How to Save Tax with ULIP?

The combination of life cover and investment makes ULIPs an excellent investment choice. But do you know that ULIPs can also help you save taxes? Read this post to know more.


Security and investment are crucial to your financial health. Most investment products currently available in the market help you achieve one of these two elements. For instance, if your aim is security, you can consider something like a whole life insurance or term plan. For investment, you can look for direct equity, mutual funds, bank FD, and government schemes.

ULIP is one of the few products that cater to your security as well as investment needs. It is a type of life insurance product that allows you to invest and generate returns. Moreover, ULIPs also help you save taxes. Here is how-


  1. Tax Deduction with ULIPs

As ULIPs are a type of life insurance product, they are eligible for a tax deduction. Under Section 80C of the IT Act, premiums of up to Rs. 1.5 lakhs paid for ULIP can be deducted from your taxable income.

But this tax deduction is only applicable if the premium amount is equal or less than 10% of the total sum assured. For example, if the sum assured of your ULIP is Rs. 50 lakhs and you pay more than Rs. 1.5 lakhs in annual premiums, you can only claim a deduction of up to Rs. 1.5 lakhs.

Also, note that you need to remain invested for five years, which is the minimum lock-in period, to claim this tax deduction. If you withdraw your money before 5-years, the tax benefit you have already claimed will be reversed.


  1. Maturity Tax Benefit

Apart from the premium deduction, even the maturity amount that you receive from your ULIP investment comes with tax benefits. Under Section 10 (10D) of the IT Act, the maturity proceeds from a ULIP are fully tax-exempt.

But just like the tax deduction mentioned above, tax-free maturity is only applicable if the premium amount is equal or less than 10% of the total sum assured. If the premium amount is more than 10% of the sum assured, the maturity proceeds will be added to your taxable income and taxed as per your applicable income tax slab.

  1. LTCG Benefit

Investment options like mutual funds attract LTCG (Long-Term Capital Gains) tax at the rate of 10% on gains of more than Rs. 1 lakh. The LTCG tax on capital gains was re-introduced in Budget 2018. But as ULIPs are not pure investment products but a combination of life insurance and investment, they are exempt from LTCG tax.

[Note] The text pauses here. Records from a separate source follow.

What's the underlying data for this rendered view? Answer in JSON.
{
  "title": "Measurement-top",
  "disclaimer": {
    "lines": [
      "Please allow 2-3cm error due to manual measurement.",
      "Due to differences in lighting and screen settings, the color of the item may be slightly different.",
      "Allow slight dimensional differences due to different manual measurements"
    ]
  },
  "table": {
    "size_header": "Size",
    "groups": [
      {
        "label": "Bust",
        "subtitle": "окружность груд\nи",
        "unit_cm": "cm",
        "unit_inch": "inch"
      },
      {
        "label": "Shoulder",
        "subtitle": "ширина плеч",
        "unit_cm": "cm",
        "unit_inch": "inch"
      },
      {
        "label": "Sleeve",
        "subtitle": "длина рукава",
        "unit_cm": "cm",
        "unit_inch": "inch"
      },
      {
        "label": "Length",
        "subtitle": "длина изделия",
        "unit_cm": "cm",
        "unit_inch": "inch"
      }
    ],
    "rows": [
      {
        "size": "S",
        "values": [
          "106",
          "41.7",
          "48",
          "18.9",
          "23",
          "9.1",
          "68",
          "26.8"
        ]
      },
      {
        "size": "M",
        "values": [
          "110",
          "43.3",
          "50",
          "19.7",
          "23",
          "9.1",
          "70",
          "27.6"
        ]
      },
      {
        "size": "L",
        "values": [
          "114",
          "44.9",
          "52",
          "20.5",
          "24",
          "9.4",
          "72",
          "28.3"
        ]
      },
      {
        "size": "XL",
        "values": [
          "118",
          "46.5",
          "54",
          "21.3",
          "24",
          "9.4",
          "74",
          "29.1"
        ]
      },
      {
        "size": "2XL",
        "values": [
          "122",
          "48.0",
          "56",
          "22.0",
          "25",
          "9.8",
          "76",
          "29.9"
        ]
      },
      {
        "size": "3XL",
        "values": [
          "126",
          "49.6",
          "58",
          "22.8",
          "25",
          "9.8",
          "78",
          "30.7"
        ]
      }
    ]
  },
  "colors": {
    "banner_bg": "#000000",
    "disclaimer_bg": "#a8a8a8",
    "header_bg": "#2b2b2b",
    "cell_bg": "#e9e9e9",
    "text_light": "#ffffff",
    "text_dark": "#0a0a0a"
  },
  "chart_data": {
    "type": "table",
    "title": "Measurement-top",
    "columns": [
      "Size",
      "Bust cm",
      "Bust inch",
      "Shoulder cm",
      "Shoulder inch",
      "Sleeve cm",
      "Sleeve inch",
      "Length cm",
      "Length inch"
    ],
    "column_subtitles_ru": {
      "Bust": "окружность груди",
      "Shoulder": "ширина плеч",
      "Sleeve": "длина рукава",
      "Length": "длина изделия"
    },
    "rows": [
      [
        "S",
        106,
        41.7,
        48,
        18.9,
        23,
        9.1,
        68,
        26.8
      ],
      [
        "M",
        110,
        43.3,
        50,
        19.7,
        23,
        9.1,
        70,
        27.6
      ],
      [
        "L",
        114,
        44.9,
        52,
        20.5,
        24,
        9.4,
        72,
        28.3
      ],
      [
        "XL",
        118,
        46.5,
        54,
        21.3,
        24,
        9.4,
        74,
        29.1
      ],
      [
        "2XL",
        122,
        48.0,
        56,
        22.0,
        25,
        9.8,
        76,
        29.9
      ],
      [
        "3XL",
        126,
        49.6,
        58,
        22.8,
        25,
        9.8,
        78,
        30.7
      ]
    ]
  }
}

This LTCG tax exemption has made ULIP one of the most tax-efficient investment options as compared to many other investments like mutual funds and direct equity investment.

Experience a Plethora of Benefits with ULIPs

 Apart from providing life cover and helping you build a long-term investment portfolio, ULIPs also offer excellent tax benefits. With a single product, you get to purchase life insurance, invest, and even reduce your tax liabilities.

But as returns from ULIPs are market-linked, select the ULIP funds carefully as per your risk appetite and long-term financial goals. Relying on a reputed insurance provider that offers multiple investment funds to choose from is highly recommended.